I thank the member for McMillan for his question, and our plan is simple: 3.2 million small and family businesses are already seeing the benefits from our enterprise tax plan tax cuts. What's happening as a result? A record year of employment. What are businesses doing? What they've always done: reinvesting in themselves, growing and employing people—403,100; 75 per cent of them full-time.
It's not just our economic policies; there are employment policies that run hand in hand with this, such as the Youth Jobs PaTH, coming up to its first anniversary. Those opposite laugh, but the results are in: 63 per cent of the people that have participated in some aspect of PaTH in the past 12 months have received employment; nearly 70 per cent of the young people that have taken internships have found employment. I rang Cheryl this morning from Knowles panelbeating shop in the member for McMillan's electorate. We got the courtesies out of the way—she was very concerned that Stu was okay. Cheryl's run the business for 16 years—six employees. Her most recent is Shenille, an 18-year-old female who has started from a transition to PaTH program and is now employed as a spray painter in that business—an outstanding result.

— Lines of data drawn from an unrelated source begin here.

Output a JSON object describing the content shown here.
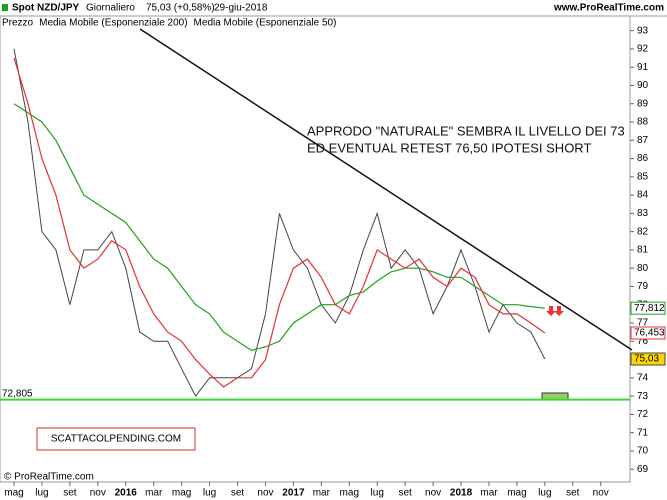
{
  "header": {
    "symbol": "Spot NZD/JPY",
    "period": "Giornaliero",
    "last": "75,03 (+0,58%)",
    "date": "29-giu-2018",
    "site": "www.ProRealTime.com"
  },
  "chart_data": {
    "type": "line",
    "categories": [
      "mag",
      null,
      "lug",
      null,
      "set",
      null,
      "nov",
      null,
      "2016",
      null,
      "mar",
      null,
      "mag",
      null,
      "lug",
      null,
      "set",
      null,
      "nov",
      null,
      "2017",
      null,
      "mar",
      null,
      "mag",
      null,
      "lug",
      null,
      "set",
      null,
      "nov",
      null,
      "2018",
      null,
      "mar",
      null,
      "mag",
      null,
      "lug",
      null,
      "set",
      null,
      "nov",
      null
    ],
    "series": [
      {
        "name": "Prezzo",
        "color": "#444444",
        "values": [
          92,
          88,
          82,
          81,
          78,
          81,
          81,
          82,
          80,
          76.5,
          76,
          76,
          74.5,
          73,
          74,
          74,
          74,
          74.5,
          77.5,
          83,
          81,
          80,
          78,
          77,
          78.5,
          81,
          83,
          80,
          81,
          80,
          77.5,
          79,
          81,
          79,
          76.5,
          78,
          77,
          76.5,
          75.03,
          null,
          null,
          null,
          null,
          null
        ],
        "last_label": "75,03"
      },
      {
        "name": "Media Mobile (Esponenziale 200)",
        "color": "#1fa01f",
        "values": [
          89,
          88.5,
          88,
          87,
          85.5,
          84,
          83.5,
          83,
          82.5,
          81.5,
          80.5,
          80,
          79,
          78,
          77.5,
          76.5,
          76,
          75.5,
          75.7,
          76,
          77,
          77.5,
          78,
          78,
          78.5,
          78.7,
          79.3,
          79.8,
          80,
          80,
          79.8,
          79.5,
          79.5,
          79,
          78.5,
          78,
          78,
          77.9,
          77.812,
          null,
          null,
          null,
          null,
          null
        ],
        "last_label": "77,812"
      },
      {
        "name": "Media Mobile (Esponenziale 50)",
        "color": "#e83030",
        "values": [
          91.5,
          89,
          86,
          84,
          81,
          80,
          80.5,
          81.5,
          81,
          79,
          77.5,
          76.5,
          76,
          75,
          74.2,
          73.5,
          74,
          74,
          75,
          78,
          80,
          80.5,
          79.5,
          78,
          77.5,
          79,
          81,
          80.5,
          80,
          80.5,
          79.5,
          79,
          80,
          79.5,
          78,
          77.5,
          77.5,
          77,
          76.453,
          null,
          null,
          null,
          null,
          null
        ],
        "last_label": "76,453"
      }
    ],
    "ylim": [
      68.3,
      93.8
    ],
    "yticks": [
      69,
      70,
      71,
      72,
      73,
      74,
      75,
      76,
      77,
      78,
      79,
      80,
      81,
      82,
      83,
      84,
      85,
      86,
      87,
      88,
      89,
      90,
      91,
      92,
      93
    ],
    "support": {
      "value": 72.805,
      "label": "72,805"
    },
    "annotation": [
      "APPRODO \"NATURALE\" SEMBRA IL LIVELLO DEI 73",
      "ED EVENTUAL RETEST 76,50 IPOTESI SHORT"
    ],
    "watermark": "SCATTACOLPENDING.COM",
    "copyright": "© ProRealTime.com"
  }
}
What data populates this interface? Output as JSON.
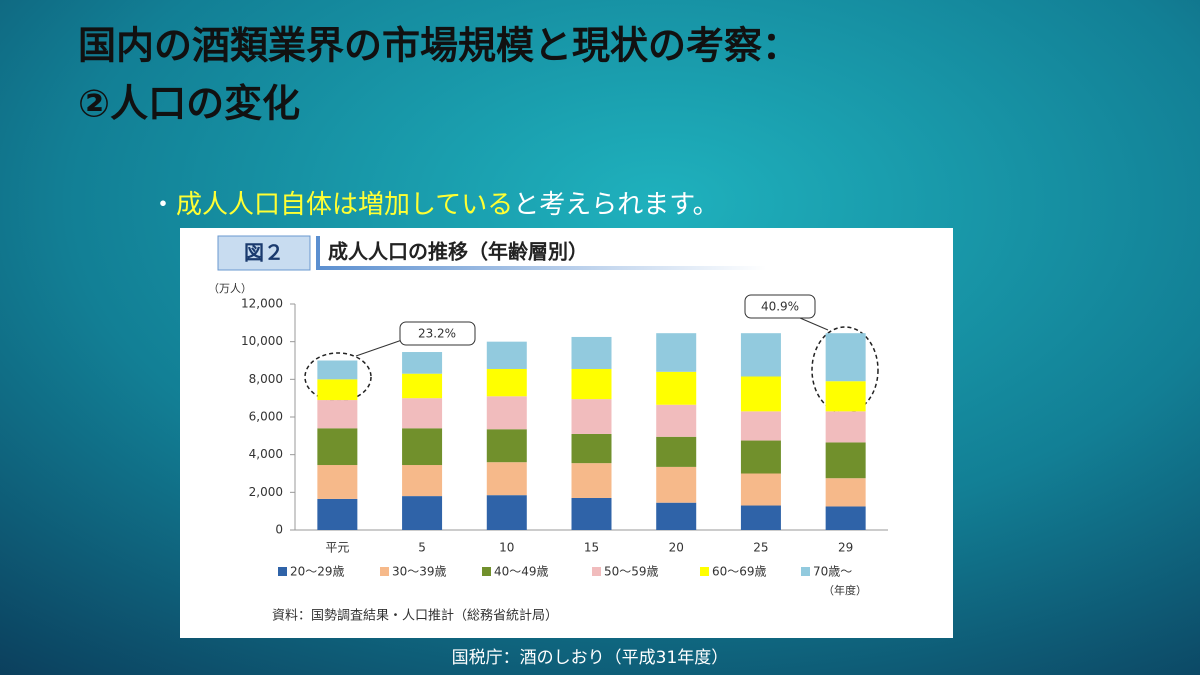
{
  "slide": {
    "title_line1": "国内の酒類業界の市場規模と現状の考察：",
    "title_line2": "②人口の変化",
    "bullet_marker": "・",
    "bullet_highlight": "成人人口自体は増加している",
    "bullet_rest": "と考えられます。",
    "source_note": "国税庁：酒のしおり（平成31年度）"
  },
  "chart_data": {
    "type": "stacked-bar",
    "figure_label": "図２",
    "title": "成人人口の推移（年齢層別）",
    "y_unit": "（万人）",
    "x_unit": "（年度）",
    "categories": [
      "平元",
      "5",
      "10",
      "15",
      "20",
      "25",
      "29"
    ],
    "series": [
      {
        "name": "20～29歳",
        "color": "#2f63a8",
        "values": [
          1650,
          1800,
          1850,
          1700,
          1450,
          1300,
          1250
        ]
      },
      {
        "name": "30～39歳",
        "color": "#f6b98a",
        "values": [
          1800,
          1650,
          1750,
          1850,
          1900,
          1700,
          1500
        ]
      },
      {
        "name": "40～49歳",
        "color": "#71902c",
        "values": [
          1950,
          1950,
          1750,
          1550,
          1600,
          1750,
          1900
        ]
      },
      {
        "name": "50～59歳",
        "color": "#f1bcbd",
        "values": [
          1500,
          1600,
          1750,
          1850,
          1700,
          1550,
          1650
        ]
      },
      {
        "name": "60～69歳",
        "color": "#ffff00",
        "values": [
          1100,
          1300,
          1450,
          1600,
          1750,
          1850,
          1600
        ]
      },
      {
        "name": "70歳～",
        "color": "#92cade",
        "values": [
          1000,
          1150,
          1450,
          1700,
          2050,
          2300,
          2550
        ]
      }
    ],
    "ylim": [
      0,
      12000
    ],
    "yticks": [
      0,
      {
        "value": 2000,
        "label": "2,000"
      },
      {
        "value": 4000,
        "label": "4,000"
      },
      {
        "value": 6000,
        "label": "6,000"
      },
      {
        "value": 8000,
        "label": "8,000"
      },
      {
        "value": 10000,
        "label": "10,000"
      },
      {
        "value": 12000,
        "label": "12,000"
      }
    ],
    "annotations": [
      "23.2%",
      "40.9%"
    ],
    "source": "資料：国勢調査結果・人口推計（総務省統計局）"
  }
}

This is an example of the plan across the board that is being implemented on this side of the House. What do we have opposite? We have a plan that is constructed by Sally McManus, repeated by the member for Gorton and then becomes Labor Party policy under the Leader of the Opposition. If they get elected onto the benches on this side, our economy would fall in a hole. The last year that they were actually in charge of the economy, jobs grew by 89,300 in total. The number of full-time jobs actually fell. We have a plan. We're implementing it. It's working. The results are in across the board, and we won't stop.